Mais tout cela s’est dissipé en fumée, y compris nos larmes de crocodiles croquant notre compassion, nos dizaines de milliers de manifestants condamnant le “boucher de Damas”, notre ministre des affaires étrangères (le ci-devant Fabius) changeant régulièrement de cravate ; tout cela est balayé par l’Ukraine et les nouveaux démons, un simulacre chasse l’autre… Mais non, après tout ! Il s’agit bien du même simulacre, qui ne cesse de franchir les étages, de monter vers le sommet de notre Tour de Babel, pour atteindre enfin la perfection du Simulacre-Ultime… Assad, Erdogan, Poutine-Syrie, Zelenski, Poutine-Ukraine, tout cela est orienté vers un seul et unique but qui est notre-accomplissement, le Simulacre-Ultime qui, enfin, aura raison de la VdS ultime, la vérité-de-situation infâme.
La “guerre de choix” devenue “existentielle”
Alors, prenons en route le dernier texte d’Alastair Crooke où il détaille les grandes lignes de ce qui nous a conduit au conflit ukrainien. Il représente la conception de Washington de la guerre d’Ukraine rationnellement perçue, – nous doutons qu’elle ait été rationnellement décidé, mais jouons le jeu, – comme une “guerre de choix”, dans le but de détruire la Russe. Mais la guerre tourne comme elle tourne, – cette fois, nous laissons le simulacre aux gens des plateaux-TV et rejoignons la VdS des véritables combats… Où en sommes-nous ? Ainsi conclut-il…

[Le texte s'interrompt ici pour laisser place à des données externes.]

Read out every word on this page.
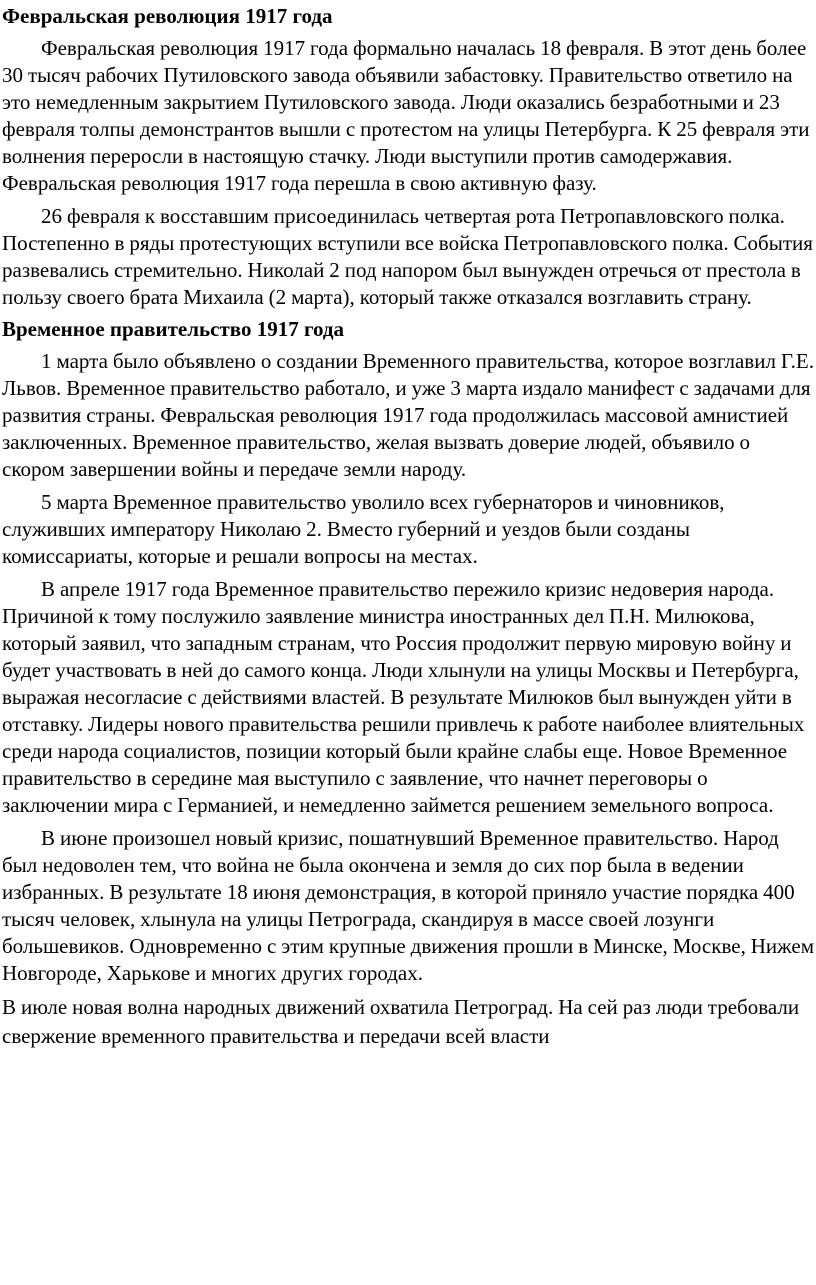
Февральская революция 1917 года

Февральская революция 1917 года формально началась 18 февраля. В этот день более 30 тысяч рабочих Путиловского завода объявили забастовку. Правительство ответило на это немедленным закрытием Путиловского завода. Люди оказались безработными и 23 февраля толпы демонстрантов вышли с протестом на улицы Петербурга. К 25 февраля эти волнения переросли в настоящую стачку. Люди выступили против самодержавия. Февральская революция 1917 года перешла в свою активную фазу.

26 февраля к восставшим присоединилась четвертая рота Петропавловского полка. Постепенно в ряды протестующих вступили все войска Петропавловского полка. События развевались стремительно. Николай 2 под напором был вынужден отречься от престола в пользу своего брата Михаила (2 марта), который также отказался возглавить страну.

Временное правительство 1917 года

1 марта было объявлено о создании Временного правительства, которое возглавил Г.Е. Львов. Временное правительство работало, и уже 3 марта издало манифест с задачами для развития страны. Февральская революция 1917 года продолжилась массовой амнистией заключенных. Временное правительство, желая вызвать доверие людей, объявило о скором завершении войны и передаче земли народу.

5 марта Временное правительство уволило всех губернаторов и чиновников, служивших императору Николаю 2. Вместо губерний и уездов были созданы комиссариаты, которые и решали вопросы на местах.

В апреле 1917 года Временное правительство пережило кризис недоверия народа. Причиной к тому послужило заявление министра иностранных дел П.Н. Милюкова, который заявил, что западным странам, что Россия продолжит первую мировую войну и будет участвовать в ней до самого конца. Люди хлынули на улицы Москвы и Петербурга, выражая несогласие с действиями властей. В результате Милюков был вынужден уйти в отставку. Лидеры нового правительства решили привлечь к работе наиболее влиятельных среди народа социалистов, позиции который были крайне слабы еще. Новое Временное правительство в середине мая выступило с заявление, что начнет переговоры о заключении мира с Германией, и немедленно займется решением земельного вопроса.

В июне произошел новый кризис, пошатнувший Временное правительство. Народ был недоволен тем, что война не была окончена и земля до сих пор была в ведении избранных. В результате 18 июня демонстрация, в которой приняло участие порядка 400 тысяч человек, хлынула на улицы Петрограда, скандируя в массе своей лозунги большевиков. Одновременно с этим крупные движения прошли в Минске, Москве, Нижем Новгороде, Харькове и многих других городах.

В июле новая волна народных движений охватила Петроград. На сей раз люди требовали свержение временного правительства и передачи всей власти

« On considère généralement que la guerre en Ukraine relève de la première catégorie, celle des “guerres de choix”. Mais est-ce exact ? Les événements sont loin de se dérouler comme prévu à la Maison Blanche. L'économie russe ne s'est pas effondrée, – comme on l'avait prédit avec suffisance. Le soutien du président Poutine reste élevé, à 81 %, et le collectif Russie s'est consolidé autour des objectifs stratégiques plus larges de la Russie. En outre, la Russie n’est pas du tout isolée au niveau mondial.
» Pour l'essentiel, l'équipe Biden s’est peut-être laissée aller à une pensée réductrice, projetant sur la Russie actuelle, culturellement orthodoxe et très différente, des opinions qu’elle s’était forgée à l'époque de l'Union soviétique.

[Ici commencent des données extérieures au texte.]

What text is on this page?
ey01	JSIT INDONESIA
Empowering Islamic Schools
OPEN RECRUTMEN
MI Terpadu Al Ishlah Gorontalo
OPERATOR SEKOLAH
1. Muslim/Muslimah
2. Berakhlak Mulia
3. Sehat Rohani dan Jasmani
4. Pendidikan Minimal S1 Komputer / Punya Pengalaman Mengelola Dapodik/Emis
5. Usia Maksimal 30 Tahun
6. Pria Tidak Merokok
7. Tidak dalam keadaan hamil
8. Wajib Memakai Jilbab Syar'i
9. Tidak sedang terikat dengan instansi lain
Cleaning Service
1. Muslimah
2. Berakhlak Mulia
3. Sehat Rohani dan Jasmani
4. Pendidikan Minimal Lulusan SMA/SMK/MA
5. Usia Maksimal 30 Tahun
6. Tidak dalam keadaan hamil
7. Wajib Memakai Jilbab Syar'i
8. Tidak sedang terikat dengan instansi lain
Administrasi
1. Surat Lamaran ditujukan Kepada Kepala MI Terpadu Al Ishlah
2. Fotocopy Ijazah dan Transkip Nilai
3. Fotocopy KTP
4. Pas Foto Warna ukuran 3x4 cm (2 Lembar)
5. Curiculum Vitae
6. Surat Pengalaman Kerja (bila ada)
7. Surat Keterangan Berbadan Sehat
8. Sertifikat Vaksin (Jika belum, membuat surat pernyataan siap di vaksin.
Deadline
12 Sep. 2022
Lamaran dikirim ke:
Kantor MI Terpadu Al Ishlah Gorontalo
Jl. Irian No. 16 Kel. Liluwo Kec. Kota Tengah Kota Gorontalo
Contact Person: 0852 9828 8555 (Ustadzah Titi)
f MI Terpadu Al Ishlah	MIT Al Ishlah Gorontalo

» Il se peut que le calcul de l'équipe Biden se soit révélé erroné avec la compréhension naissante de ces résultats imprévus ; et, en particulier, la démonstration que le du défi militaire lancé par les USA et l'OTAN est inférieur à sa réputation.
» C'est une crainte que Biden a effectivement exposée lors de sa rencontre à la Maison Blanche pendant la visite de Zelenski avant Noël. L'OTAN survivrait-elle à une telle franchise ? L'UE resterait-elle intacte ? Graves considérations. M. Biden a déclaré avoir passé des centaines d'heures à discuter avec les dirigeants européens pour atténuer ces risques.

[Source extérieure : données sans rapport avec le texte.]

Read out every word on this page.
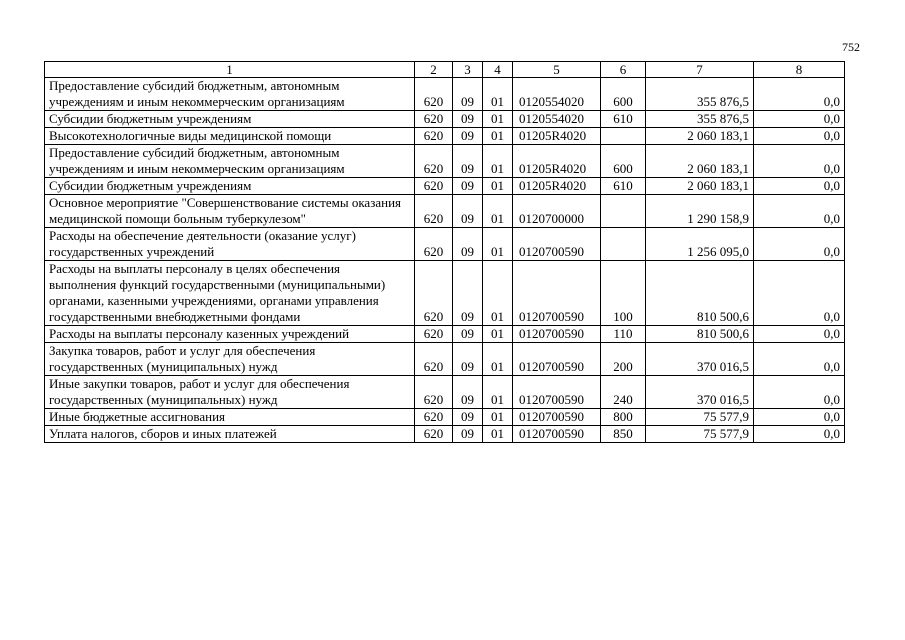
752
1	2	3	4	5	6	7	8
Предоставление субсидий бюджетным, автономным учреждениям и иным некоммерческим организациям	620	09	01	0120554020	600	355 876,5	0,0
Субсидии бюджетным учреждениям	620	09	01	0120554020	610	355 876,5	0,0
Высокотехнологичные виды медицинской помощи	620	09	01	01205R4020		2 060 183,1	0,0
Предоставление субсидий бюджетным, автономным учреждениям и иным некоммерческим организациям	620	09	01	01205R4020	600	2 060 183,1	0,0
Субсидии бюджетным учреждениям	620	09	01	01205R4020	610	2 060 183,1	0,0
Основное мероприятие "Совершенствование системы оказания медицинской помощи больным туберкулезом"	620	09	01	0120700000		1 290 158,9	0,0
Расходы на обеспечение деятельности (оказание услуг) государственных учреждений	620	09	01	0120700590		1 256 095,0	0,0
Расходы на выплаты персоналу в целях обеспечения выполнения функций государственными (муниципальными) органами, казенными учреждениями, органами управления государственными внебюджетными фондами	620	09	01	0120700590	100	810 500,6	0,0
Расходы на выплаты персоналу казенных учреждений	620	09	01	0120700590	110	810 500,6	0,0
Закупка товаров, работ и услуг для обеспечения государственных (муниципальных) нужд	620	09	01	0120700590	200	370 016,5	0,0
Иные закупки товаров, работ и услуг для обеспечения государственных (муниципальных) нужд	620	09	01	0120700590	240	370 016,5	0,0
Иные бюджетные ассигнования	620	09	01	0120700590	800	75 577,9	0,0
Уплата налогов, сборов и иных платежей	620	09	01	0120700590	850	75 577,9	0,0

» Plus précisément, les marchés occidentaux survivraient-ils à une telle franchise ? Que se passera-t-il si la Russie, au cours des mois d'hiver, amenait l'Ukraine au bord de l'effondrement ? Biden et son administration fortement antirusse se contenteraient-ils de lever les mains(“on se rend”) et de concéder la victoire à la Russie ? Au vu de leur rhétorique maximaliste et de leur engagement en faveur de la victoire ukrainienne, cela semble peu probable.
» Le fait est que les marchés restent très volatils alors que l'Occident est à l'aube d'une contraction de la récession qui, selon le FMI, causera probablement des dommages fondamentaux à l'économie mondiale. En d'autres termes, l'économie américaine se trouve au moment le plus délicat, au bord d'un possible gouffre financier.
» Biden ne pourrait-il pas dire explicitement que les sanctions contre la Russie ne sont pas susceptibles d'être levées, que la perturbation des lignes d'approvisionnement va persister et que l’inflation et les taux d’intérêt vont augmenter, ce qui suffirait à pousser les marchés au bord du gouffre ?
» Ce sont des inconnues. Mais l’inquiétude touche à la “survie” des États-Unis, c'est-à-dire à la survie de l'hégémonie du dollar. De même que la guerre de la Grande-Bretagne contre l'Allemagne n'a pas permis de réaffirmer ou de restaurer le système colonial (bien au contraire), de même la guerre de l'équipe Biden contre la Russie n'a pas permis de réaffirmer le soutien à l'ordre mondial dirigé par les États-Unis. Au contraire, elle a déclenché une vague de défiance à l'égard de l'ordre mondial.
» La métamorphose du sentiment mondial risque de marquer le début d'une spirale vicieuse : “L'assouplissement du système des pétrodollars pourrait porter un coup significatif au marché des obligations du Trésor américain. La baisse de la demande de dollars sur la scène internationale entraînera automatiquement une dévaluation de la monnaie ; et, de facto, une baisse de la demande de bons du Trésor de Washington. Et cela entraînera, – mécaniquement, – une hausse des taux d'intérêt”.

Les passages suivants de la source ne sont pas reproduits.